Jak dodaje, "podczas przesłuchania policja nie zapewniła ani jej, ani wnuczkowi psychologa". - Bardzo długo to trwało. W dodatku okazało się, że przeszukiwali nasze mieszkanie - żali się w rozmowie z WP.
Śmierć Polaka w Szwecji. Awantura na manifestacji
Rodzina twierdzi, że nowych informacji dowiaduje się z telewizji i internetu. - Tutaj na miejscu jest nam bardzo trudno. Nie mamy żadnego wsparcia. Wczoraj była manifestacja, ludzie przynieśli znicze, kwiaty.
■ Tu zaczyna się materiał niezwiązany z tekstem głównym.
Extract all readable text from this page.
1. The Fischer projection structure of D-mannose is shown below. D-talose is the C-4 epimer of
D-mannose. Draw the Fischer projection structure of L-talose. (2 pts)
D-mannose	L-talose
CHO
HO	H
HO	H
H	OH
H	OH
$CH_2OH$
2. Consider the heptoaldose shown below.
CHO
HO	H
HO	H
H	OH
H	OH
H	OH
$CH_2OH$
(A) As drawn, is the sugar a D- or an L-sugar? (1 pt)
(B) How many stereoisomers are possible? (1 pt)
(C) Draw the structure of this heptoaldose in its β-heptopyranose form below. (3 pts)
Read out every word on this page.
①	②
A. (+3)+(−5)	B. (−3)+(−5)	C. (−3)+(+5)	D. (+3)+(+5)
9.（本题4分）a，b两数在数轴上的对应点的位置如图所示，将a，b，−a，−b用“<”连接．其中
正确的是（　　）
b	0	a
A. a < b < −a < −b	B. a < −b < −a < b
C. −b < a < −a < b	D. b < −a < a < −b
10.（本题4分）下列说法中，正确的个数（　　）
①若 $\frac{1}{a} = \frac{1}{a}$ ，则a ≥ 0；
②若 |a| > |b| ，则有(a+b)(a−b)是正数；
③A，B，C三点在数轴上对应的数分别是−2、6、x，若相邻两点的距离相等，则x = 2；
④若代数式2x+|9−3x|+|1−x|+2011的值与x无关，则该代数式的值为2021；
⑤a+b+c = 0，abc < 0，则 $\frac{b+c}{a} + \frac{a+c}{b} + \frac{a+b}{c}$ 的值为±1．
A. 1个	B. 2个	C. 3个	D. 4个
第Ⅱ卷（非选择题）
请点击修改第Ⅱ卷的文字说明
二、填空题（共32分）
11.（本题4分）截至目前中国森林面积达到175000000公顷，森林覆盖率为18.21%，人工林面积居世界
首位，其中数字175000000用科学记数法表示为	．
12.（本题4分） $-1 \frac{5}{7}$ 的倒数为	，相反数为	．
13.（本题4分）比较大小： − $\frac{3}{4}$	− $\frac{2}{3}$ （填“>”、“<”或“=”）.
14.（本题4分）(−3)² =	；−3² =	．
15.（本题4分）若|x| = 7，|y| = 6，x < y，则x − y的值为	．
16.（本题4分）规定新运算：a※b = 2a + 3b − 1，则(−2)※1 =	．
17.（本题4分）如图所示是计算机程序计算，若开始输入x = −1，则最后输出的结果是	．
Mama nie dała rady tam iść, ale ja się pojawiłam - przyznaje siostra Michała.
Kobieta opowiada nam o awanturze, do jakiej doszło podczas zgromadzenia. - Przyjechali politycy, ale żaden nie zainteresował się rodziną, chociaż my tam byliśmy, płakaliśmy. Oni tylko patrzyli do kamer, robili wszystko pod publikę. Nie wytrzymałam i podeszłam do byłej premier Magdaleny Andersson - relacjonuje.
Andersson dopiero wtedy zwróciła się do bliskich zmarłego Polaka i powiedziała: "Rozumiem, że jesteście źli i zawiedzeni". - Mój mąż się wtedy wtrącił i zapytał: co ona tutaj robi? Oni tutaj przyjechali tylko szukać sensacji. Rok temu byliśmy na zorganizowanej przez nią debacie, na której pytaliśmy, co władze zamierzają zrobić z przemocą. To było rok temu, a teraz mój brat nie żyje - żali się Aneta Demir.
Rodzina przyznała w rozmowie z WP, że potrzebuje specjalistycznego wsparcia. 12-latek codziennie budzi się rano z płaczem i pyta o tatę. W piątek razem z mamą pojechał do poradni psychologicznej.